Guest author Peter Kontros, European business development manager for fibre optics at Molex looks at the role of fibre optic connectors and cabling in military and aerospace system designs
Fibre optic technology has until recently been seen as a ‘black art’ – in terms of mechanical and environmental stability and cost of active components. However, as the commercial market has shown for many years, this is no longer true.
Cabling systems that use rugged cables and connect products and the transceiver technology is advancing apace, while costs are falling. Away from the PCB, a solid OEM acceptance has grown as the termination, test and cleaning of systems have become much more robust and repeatable processes.
When comparing copper telephone wire with fibre cabling it is clear that fibre is faster than copper, offers a wider bandwidth and its distance performance with respect to losses is greater. This is why fibre technology was used in the Typhoon Eurofighter, which was developed in the 1980s, and in today’s Joint Strike Fighter (JSF) Programme.
Ruggedisation, weight reduction, micro-miniaturisation and performance are all key elements for the military and aerospace industry’s selection process of interconnect solutions. Complex C4ISR applications, for example, require incredible speed, enormous bandwidth, signal integrity and analytic capabilities, without adding heat to the system.
Lightweight design is a priority in unmanned vehicles; here the smallest interconnect systems can help keep the system light and nimble. With these design criteria, fibre optics is becoming the transmission medium of choice and, due to the intrinsic benefits of security and immunity to RFI/EMI, the use of such links is not just desirable but is now essential.
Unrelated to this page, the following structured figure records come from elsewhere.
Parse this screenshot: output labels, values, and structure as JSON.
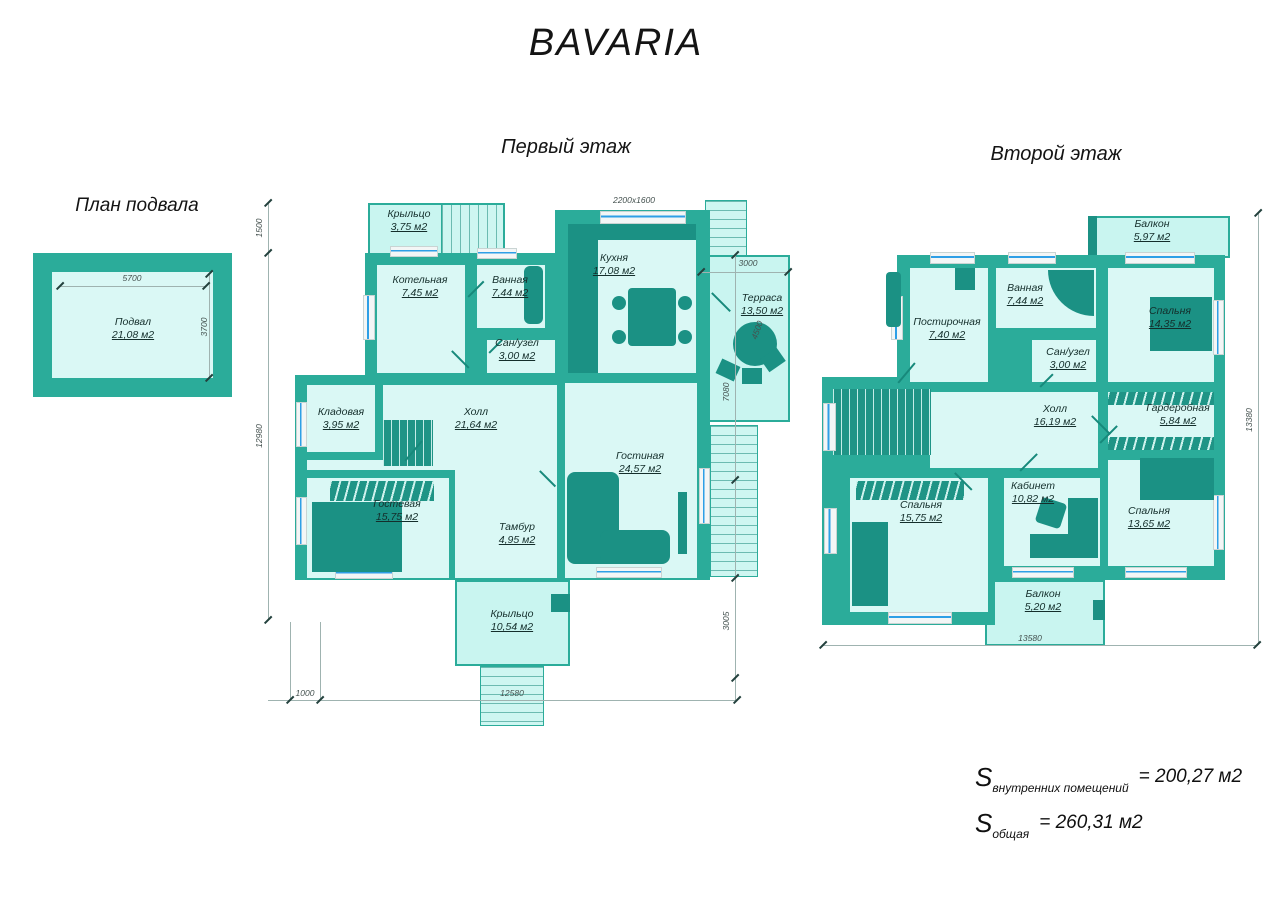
{
  "title": "BAVARIA",
  "palette": {
    "wall": "#2bac9a",
    "room_fill": "#daf8f5",
    "porch_fill": "#c9f5f0",
    "furniture": "#1b9184",
    "window_blue": "#2e9fe6"
  },
  "basement": {
    "title": "План подвала",
    "rooms": [
      {
        "name": "Подвал",
        "area": "21,08 м2"
      }
    ],
    "dims": {
      "width": "5700",
      "height": "3700"
    }
  },
  "first_floor": {
    "title": "Первый этаж",
    "rooms": [
      {
        "name": "Крыльцо",
        "area": "3,75 м2"
      },
      {
        "name": "Котельная",
        "area": "7,45 м2"
      },
      {
        "name": "Ванная",
        "area": "7,44 м2"
      },
      {
        "name": "Сан/узел",
        "area": "3,00 м2"
      },
      {
        "name": "Кухня",
        "area": "17,08 м2"
      },
      {
        "name": "Терраса",
        "area": "13,50 м2"
      },
      {
        "name": "Кладовая",
        "area": "3,95 м2"
      },
      {
        "name": "Холл",
        "area": "21,64 м2"
      },
      {
        "name": "Гостевая",
        "area": "15,75 м2"
      },
      {
        "name": "Тамбур",
        "area": "4,95 м2"
      },
      {
        "name": "Гостиная",
        "area": "24,57 м2"
      },
      {
        "name": "Крыльцо",
        "area": "10,54 м2"
      }
    ],
    "dims": {
      "kitchen_window": "2200x1600",
      "terrace_width": "3000",
      "terrace_depth": "4500",
      "left_top": "1500",
      "left": "12980",
      "bottom_left": "1000",
      "bottom": "12580",
      "right_top": "7080",
      "right_bottom": "3005"
    }
  },
  "second_floor": {
    "title": "Второй этаж",
    "rooms": [
      {
        "name": "Балкон",
        "area": "5,97 м2"
      },
      {
        "name": "Постирочная",
        "area": "7,40 м2"
      },
      {
        "name": "Ванная",
        "area": "7,44 м2"
      },
      {
        "name": "Сан/узел",
        "area": "3,00 м2"
      },
      {
        "name": "Спальня",
        "area": "14,35 м2"
      },
      {
        "name": "Холл",
        "area": "16,19 м2"
      },
      {
        "name": "Гардеробная",
        "area": "5,84 м2"
      },
      {
        "name": "Спальня",
        "area": "15,75 м2"
      },
      {
        "name": "Кабинет",
        "area": "10,82 м2"
      },
      {
        "name": "Спальня",
        "area": "13,65 м2"
      },
      {
        "name": "Балкон",
        "area": "5,20 м2"
      }
    ],
    "dims": {
      "bottom": "13580",
      "right": "13380"
    }
  },
  "totals": {
    "s_symbol": "S",
    "interior_label": "внутренних помещений",
    "interior_value": "= 200,27 м2",
    "total_label": "общая",
    "total_value": "= 260,31 м2"
  }
}
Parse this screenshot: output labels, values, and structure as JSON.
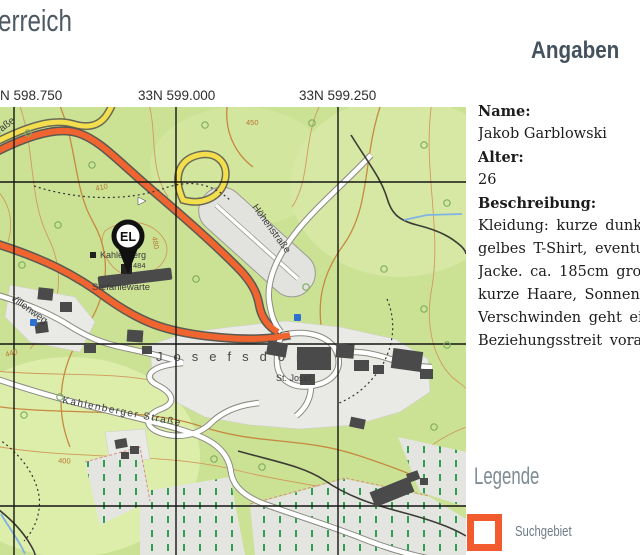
{
  "title_fragment": "erreich",
  "panel": {
    "heading": "Angaben",
    "name_label": "Name:",
    "name": "Jakob Garblowski",
    "age_label": "Alter:",
    "age": "26",
    "desc_label": "Beschreibung:",
    "desc_lines": [
      "Kleidung: kurze dunkl",
      "gelbes T-Shirt, eventue",
      "Jacke. ca. 185cm groß,",
      "kurze Haare, Sonnenbr",
      "Verschwinden geht ein",
      "Beziehungsstreit voraus"
    ]
  },
  "grid_labels": [
    "N 598.750",
    "33N 599.000",
    "33N 599.250"
  ],
  "legend": {
    "title": "Legende",
    "item": "Suchgebiet",
    "swatch_color": "#f15b2d"
  },
  "map": {
    "marker": "EL",
    "labels": {
      "kahlenberg": "Kahlenberg",
      "elevation": "484",
      "stefaniewarte": "Stefaniewarte",
      "villenweg": "Villenweg",
      "josefsdorf": "Josefsdorf",
      "st_josef": "St. Josef",
      "kahlenberger_strasse": "Kahlenberger Straße",
      "hoehenstrasse": "Höhenstraße",
      "hoehenstrasse_nw": "Höhenstraße"
    },
    "contour_labels": [
      "450",
      "410",
      "480",
      "440",
      "400"
    ],
    "colors": {
      "ground": "#cbe295",
      "main_road": "#f0642f",
      "secondary_road": "#f3de4e",
      "contour": "#d09a5c"
    }
  }
}
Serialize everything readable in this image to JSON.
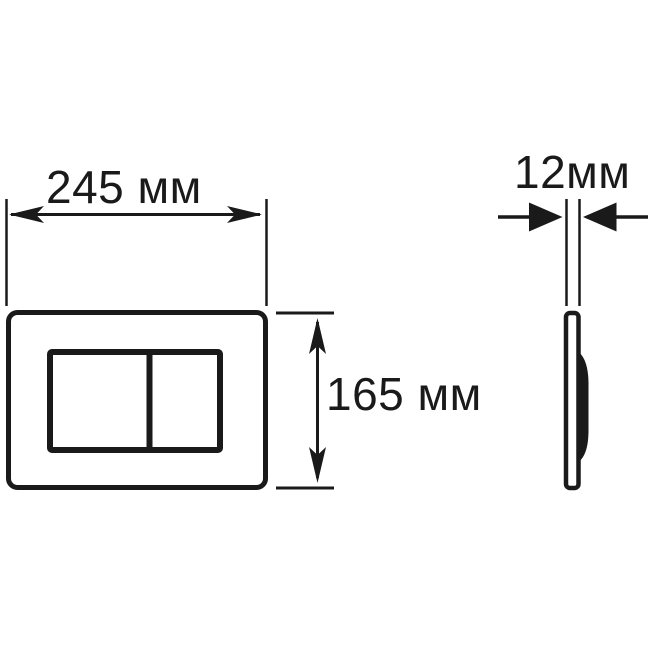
{
  "colors": {
    "background": "#ffffff",
    "ink": "#1a1a1a"
  },
  "drawing": {
    "kind": "technical-dimension-drawing",
    "dimensions": {
      "width": {
        "value": 245,
        "unit": "мм",
        "label": "245 мм"
      },
      "height": {
        "value": 165,
        "unit": "мм",
        "label": "165 мм"
      },
      "depth": {
        "value": 12,
        "unit": "мм",
        "label": "12мм"
      }
    }
  }
}
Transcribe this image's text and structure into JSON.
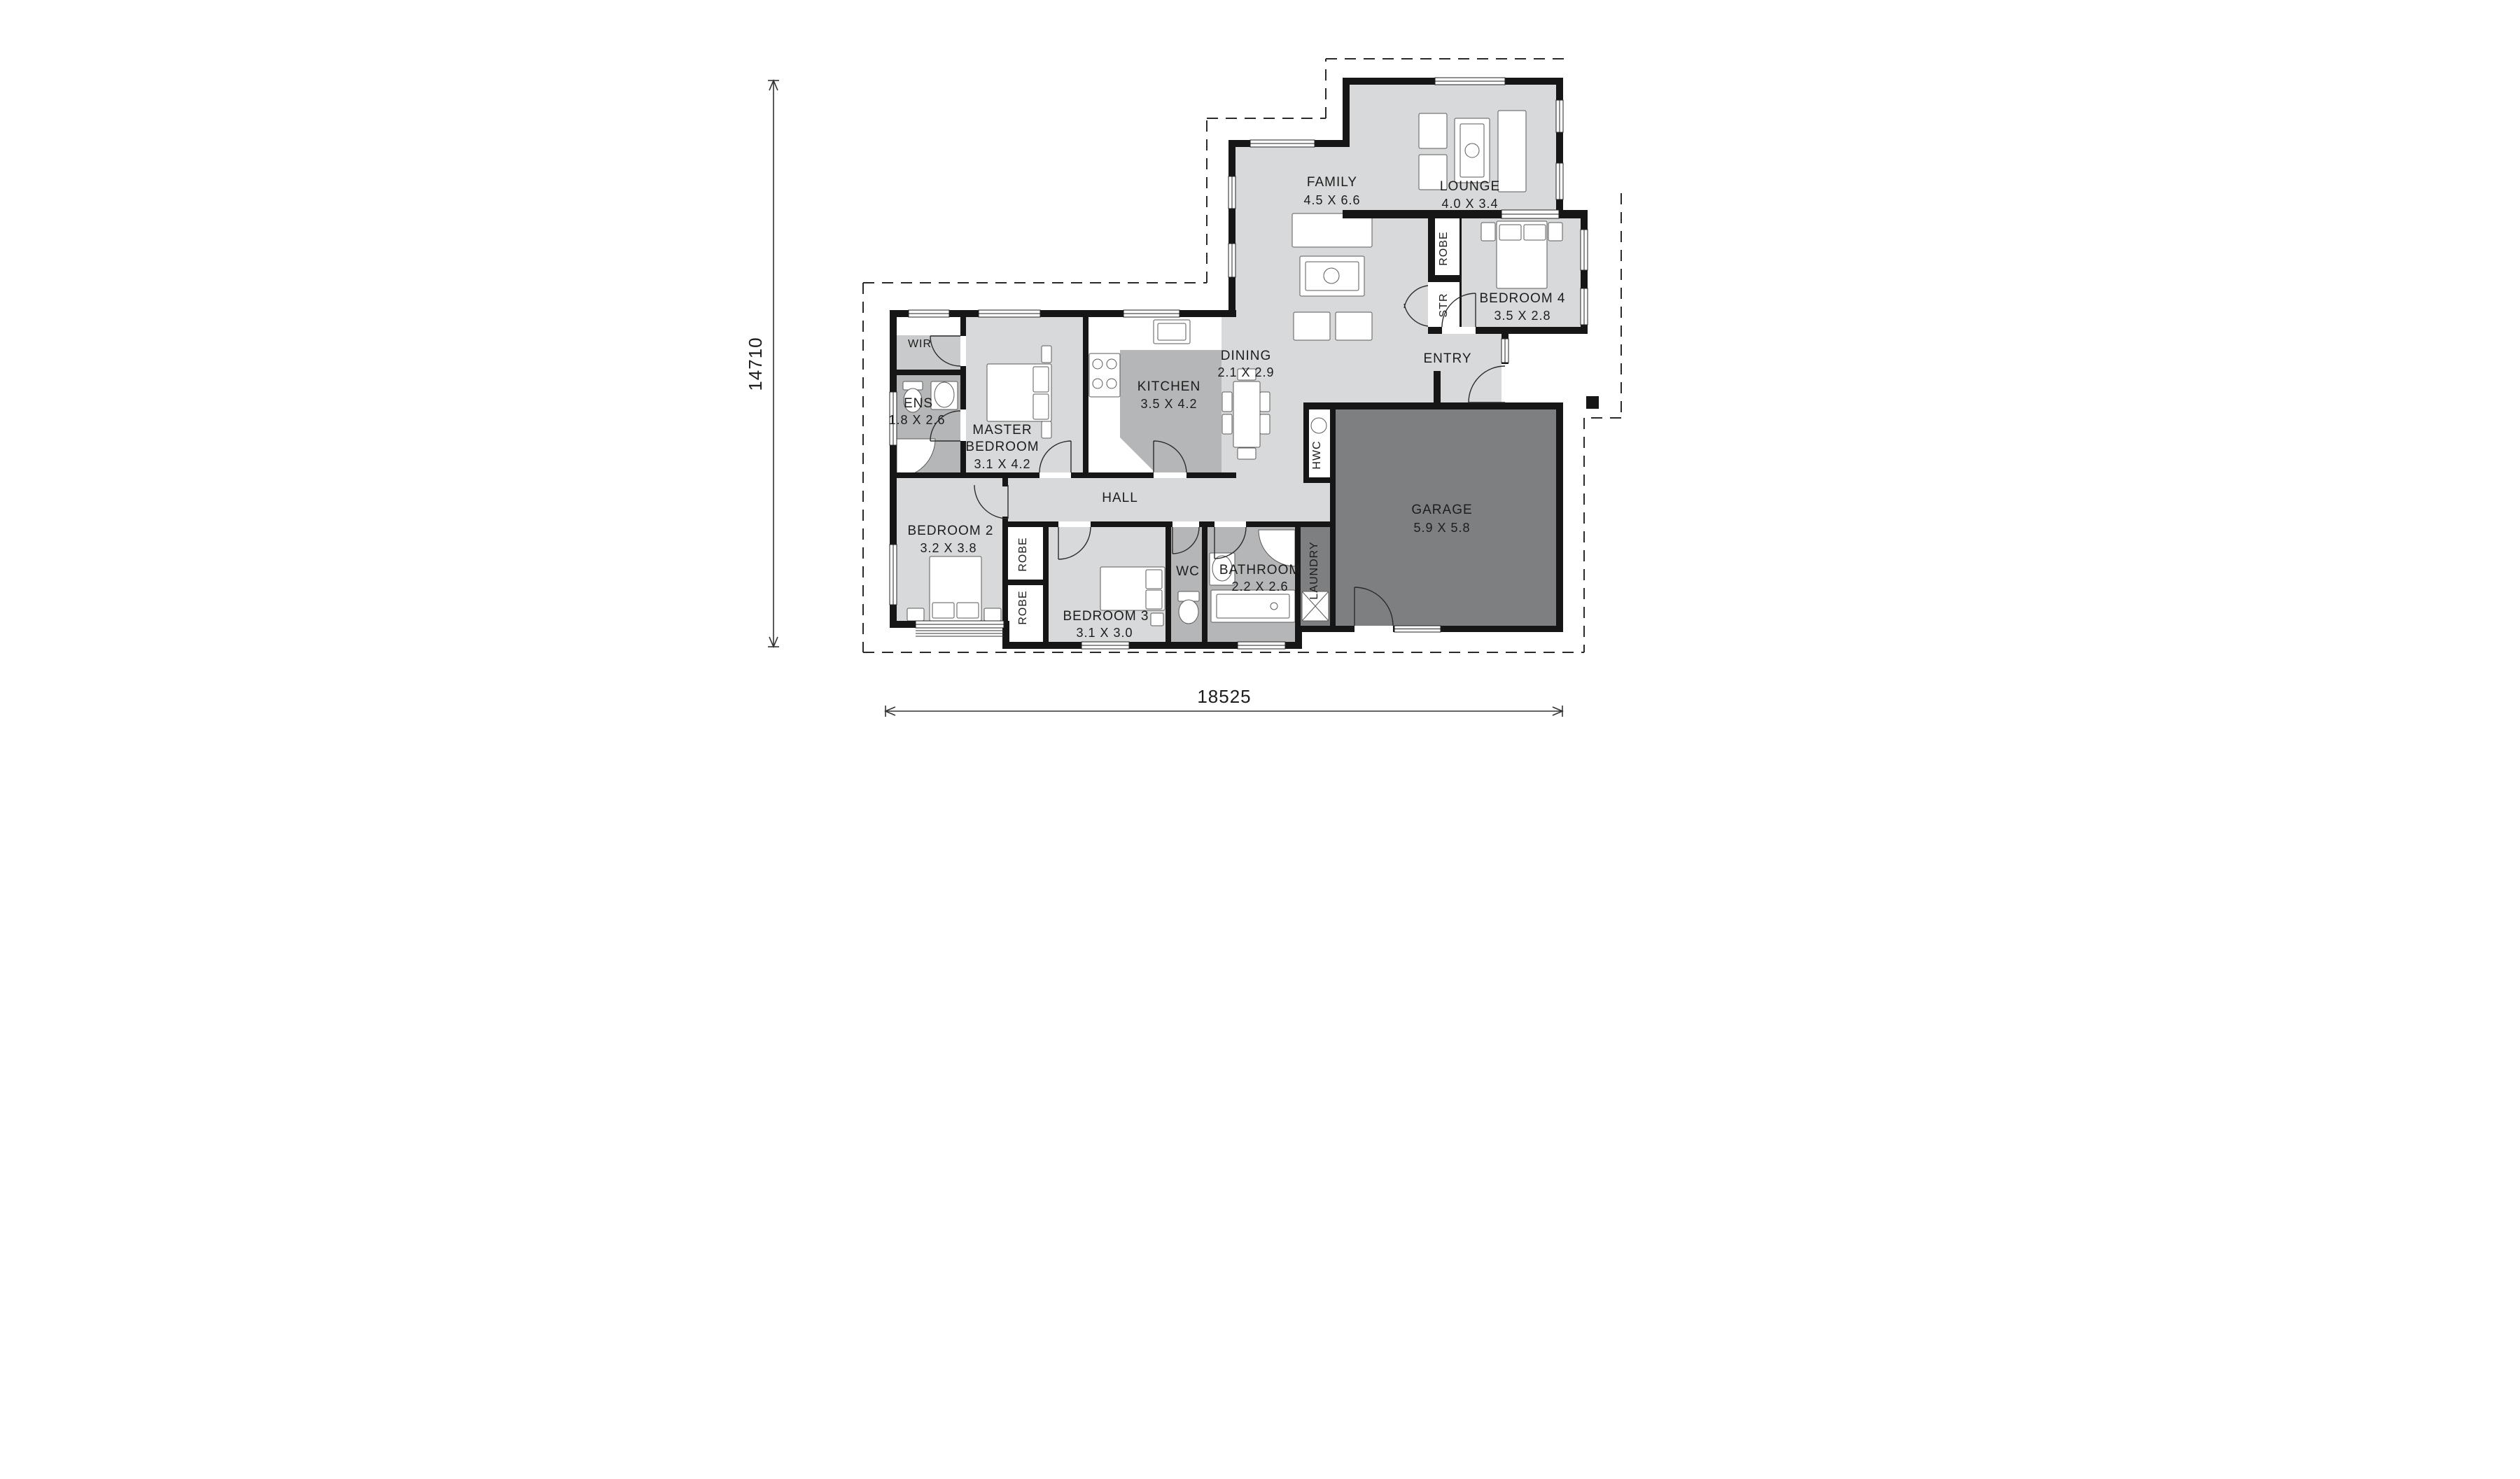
{
  "rooms": {
    "family": {
      "name": "FAMILY",
      "dims": "4.5 X 6.6"
    },
    "lounge": {
      "name": "LOUNGE",
      "dims": "4.0 X 3.4"
    },
    "bedroom4": {
      "name": "BEDROOM 4",
      "dims": "3.5 X 2.8"
    },
    "dining": {
      "name": "DINING",
      "dims": "2.1 X 2.9"
    },
    "kitchen": {
      "name": "KITCHEN",
      "dims": "3.5 X 4.2"
    },
    "master": {
      "line1": "MASTER",
      "line2": "BEDROOM",
      "dims": "3.1 X 4.2"
    },
    "wir": {
      "name": "WIR"
    },
    "ens": {
      "name": "ENS",
      "dims": "1.8 X 2.6"
    },
    "hall": {
      "name": "HALL"
    },
    "bedroom2": {
      "name": "BEDROOM 2",
      "dims": "3.2 X 3.8"
    },
    "bedroom3": {
      "name": "BEDROOM 3",
      "dims": "3.1 X 3.0"
    },
    "wc": {
      "name": "WC"
    },
    "bathroom": {
      "name": "BATHROOM",
      "dims": "2.2 X 2.6"
    },
    "laundry": {
      "name": "LAUNDRY"
    },
    "garage": {
      "name": "GARAGE",
      "dims": "5.9 X 5.8"
    },
    "entry": {
      "name": "ENTRY"
    }
  },
  "closets": {
    "robe": "ROBE",
    "str": "STR",
    "hwc": "HWC"
  },
  "dimensions": {
    "overall_height": "14710",
    "overall_width": "18525"
  },
  "colors": {
    "room_light": "#d8d9da",
    "room_mid": "#b5b6b7",
    "room_wir": "#c9cacb",
    "garage_dark": "#7e7f80",
    "wall": "#161616",
    "furniture_stroke": "#5a5a5a",
    "dash": "#2a2a2a"
  }
}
Commercial off-the-shelf optical cable assemblies, such as Military 38999- and 28876-style circular connector cable assemblies and ARINC 400- and 600-style avionic optical assemblies, provide readily-available cost-effective and short lead-time solutions. Uniquely, design connectors, which can be terminated to both discrete fibre and optical ribbon cable, are ideal for use in avionics, flight-control equipment, mobile tactical field command platforms, EMI sensitive equipment, security, and other harsh-environment applications.
Flexible circuitry, backplane systems and standard connectors (FC, LC, MT, MTP, SC and ST) are all available for customised terminations to meet specific application requirements.
It is anticipated that the Boeing Dreamliner, A380 and A350XWB will use more fibre optic technology to support the requirement for more efficient airframes in terms of weight reduction, while supporting more services, such as control, communication and infotainment, on the various platforms.
Standards committees, such as the SAE, JEDEC and ARINC, are working with the leading connector manufacturers focusing heavily on fibre technology, particularly transceiver modules and infrastructure, in support of these high-speed intra-platform links.
With the advent of unshielded-twisted-pair cabling (UTP) the margins between copper and fibre are narrowing. Connector and cabling manufacturers have marched through at least five generations, each time to keep up with the increasing bandwidth requirements of LANs. We are now seeing 10 Gigabit Ethernet, as opposed to the 10Mbit/s Ethernet networks we had 15 years ago.
This technology is now ruggedised for the industrial environment and it is anticipated that it will also migrate into military and aerospace applications, complementing fibre optic technology.